No visit to the Acropolis is complete without savoring its breathtaking panoramic views. As the sun begins its descent, casting a golden glow over the city, the Acropolis becomes even more enchanting. Find a serene spot, our personal recommendation is Filopappou Hill, and witness the harmonious blend of ancient and modern Athens, a sight that will forever be etched in your memory.
Located in central Athens and opposite the Acropolis, is one of the most beautiful vantage points in the city. The hill, which was called Muse Hill in ancient times, forms a chain of hills along with Nymph Hill and Pnyx. The climb up can be a bit steep, but rewarded with a breathtaking panorama, especially at sunset.
On the slopes of the hill, you can view the tiny church of St. Demetrius Loumpadiaris, as well as the caves Socrates was supposedly imprisoned in before his trial in 399 BC.
Interestingly, in these caves, artifacts from the Acropolis and National Archaeological Museum were hidden there to protect them from Nazi looting during WWII.

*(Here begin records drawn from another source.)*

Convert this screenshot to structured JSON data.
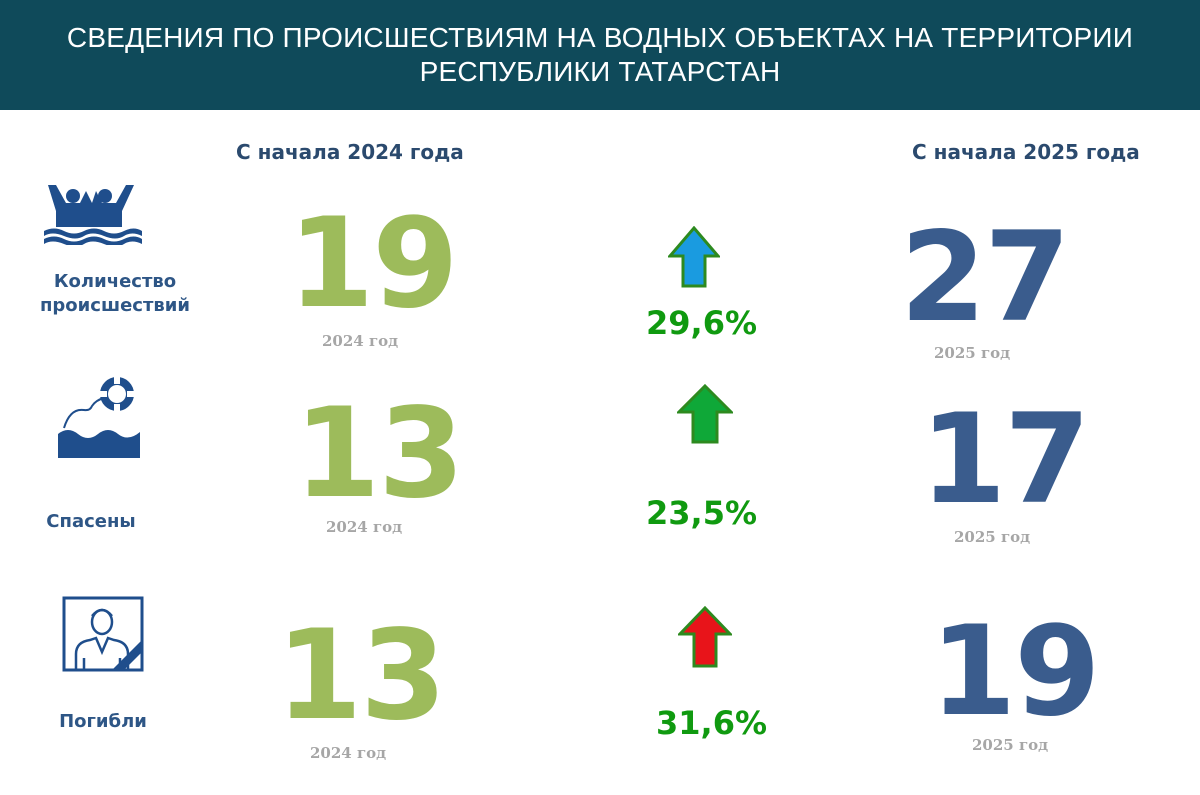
{
  "header": {
    "title_line1": "СВЕДЕНИЯ ПО ПРОИСШЕСТВИЯМ НА ВОДНЫХ ОБЪЕКТАХ НА ТЕРРИТОРИИ",
    "title_line2": "РЕСПУБЛИКИ ТАТАРСТАН"
  },
  "columns": {
    "left_title": "С начала 2024 года",
    "right_title": "С начала 2025 года"
  },
  "rows": [
    {
      "label_line1": "Количество",
      "label_line2": "происшествий",
      "icon": "swimmers-icon",
      "value_2024": "19",
      "year_2024": "2024 год",
      "change": "29,6%",
      "arrow_color": "#1a9be0",
      "value_2025": "27",
      "year_2025": "2025 год"
    },
    {
      "label_line1": "Спасены",
      "label_line2": "",
      "icon": "lifebuoy-rescue-icon",
      "value_2024": "13",
      "year_2024": "2024 год",
      "change": "23,5%",
      "arrow_color": "#0fa838",
      "value_2025": "17",
      "year_2025": "2025 год"
    },
    {
      "label_line1": "Погибли",
      "label_line2": "",
      "icon": "mourning-portrait-icon",
      "value_2024": "13",
      "year_2024": "2024 год",
      "change": "31,6%",
      "arrow_color": "#e8141a",
      "value_2025": "19",
      "year_2025": "2025 год"
    }
  ],
  "colors": {
    "header_bg": "#0f4a5a",
    "value_2024": "#9dbb5b",
    "value_2025": "#3a5c8d",
    "percent": "#109a10",
    "label": "#2e5686"
  }
}
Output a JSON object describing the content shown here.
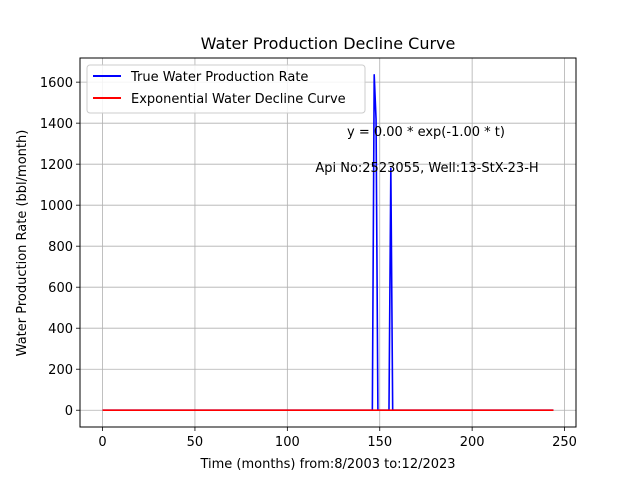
{
  "chart_data": {
    "type": "line",
    "title": "Water Production Decline Curve",
    "xlabel": "Time (months) from:8/2003 to:12/2023",
    "ylabel": "Water Production Rate (bbl/month)",
    "xlim": [
      -12.2,
      256.2
    ],
    "ylim": [
      -81.8,
      1717.8
    ],
    "xticks": [
      0,
      50,
      100,
      150,
      200,
      250
    ],
    "yticks": [
      0,
      200,
      400,
      600,
      800,
      1000,
      1200,
      1400,
      1600
    ],
    "grid": true,
    "legend_position": "top-left",
    "series": [
      {
        "name": "True Water Production Rate",
        "color": "#0000ff",
        "x": [
          0,
          146,
          147,
          148,
          149,
          150,
          151,
          155,
          156,
          157,
          158,
          159,
          244
        ],
        "y": [
          0,
          0,
          1636,
          1420,
          0,
          0,
          0,
          0,
          1180,
          0,
          0,
          0,
          0
        ]
      },
      {
        "name": "Exponential Water Decline Curve",
        "color": "#ff0000",
        "x": [
          0,
          244
        ],
        "y": [
          0,
          0
        ]
      }
    ],
    "annotations": [
      "y = 0.00 * exp(-1.00 * t)",
      "Api No:2523055, Well:13-StX-23-H"
    ]
  }
}
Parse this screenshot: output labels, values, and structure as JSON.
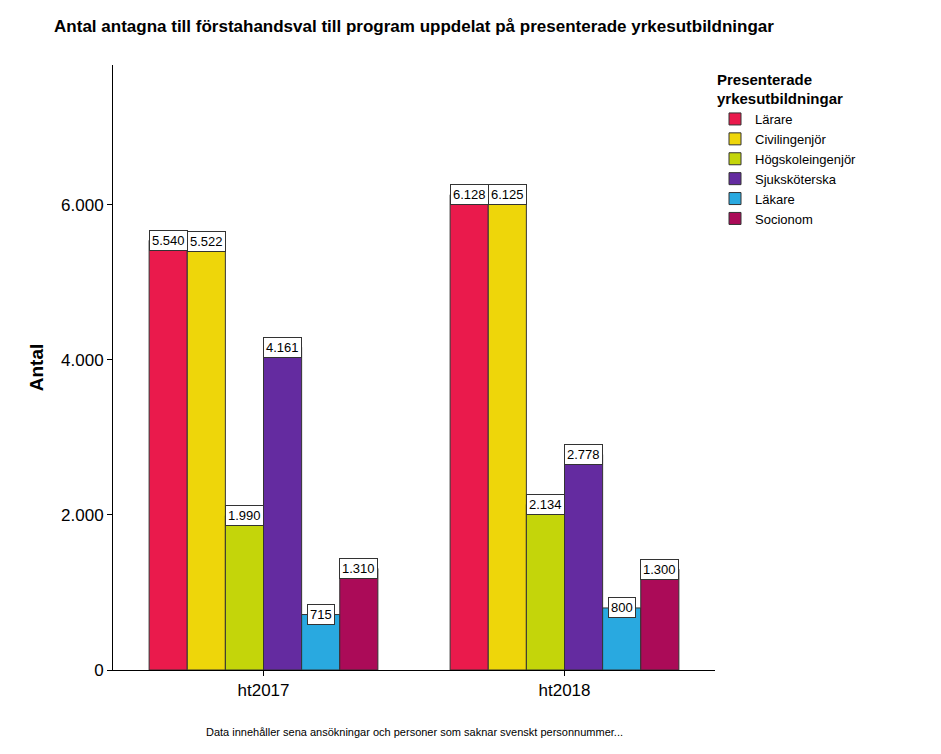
{
  "chart_data": {
    "type": "bar",
    "title": "Antal antagna till förstahandsval till program uppdelat på presenterade yrkesutbildningar",
    "y_label": "Antal",
    "legend_title": "Presenterade yrkesutbildningar",
    "note": "Data innehåller sena ansökningar och personer som saknar svenskt personnummer...",
    "categories": [
      "ht2017",
      "ht2018"
    ],
    "series": [
      {
        "name": "Lärare",
        "color": "#ea1a4c",
        "values": [
          5540,
          6128
        ],
        "value_labels": [
          "5.540",
          "6.128"
        ]
      },
      {
        "name": "Civilingenjör",
        "color": "#eed60a",
        "values": [
          5522,
          6125
        ],
        "value_labels": [
          "5.522",
          "6.125"
        ]
      },
      {
        "name": "Högskoleingenjör",
        "color": "#c4d50a",
        "values": [
          1990,
          2134
        ],
        "value_labels": [
          "1.990",
          "2.134"
        ]
      },
      {
        "name": "Sjuksköterska",
        "color": "#642ba0",
        "values": [
          4161,
          2778
        ],
        "value_labels": [
          "4.161",
          "2.778"
        ]
      },
      {
        "name": "Läkare",
        "color": "#29a9e0",
        "values": [
          715,
          800
        ]
      },
      {
        "name": "Socionom",
        "color": "#ab0b58",
        "values": [
          1310,
          1300
        ],
        "value_labels": [
          "1.310",
          "1.300"
        ]
      }
    ],
    "ylim": [
      0,
      7800
    ],
    "yticks": [
      0,
      {
        "value": 2000,
        "label": "2.000"
      },
      {
        "value": 4000,
        "label": "4.000"
      },
      {
        "value": 6000,
        "label": "6.000"
      }
    ],
    "data_labels": true,
    "legend": "top right",
    "grid": false
  }
}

The story goes, that in in 1938, officials of the Greek Ministry of Culture took note of Adolf Hitler and Benito Mussolini’s aggressive actions and viewed their expansionist rhetoric as a direct threat to Greece. These officials anticipated the potential need to protect the most valued treasures of the country from war and developed a plan that included multiple methods of protection. One of these methods was storing artifacts in nearby caves. Over a six-month period, artifacts were discreetly moved in the middle of the night. The operation was completed on April 17, 1941, just ten days before the German troops entered Athens.
A visit to Filopappou Hill, during sunset, is highly recommended due to its combination of historical sites and a picturesque trail set amidst a landscape adorned with pine, eucalyptus, and olive trees at the center of contemporary Athens.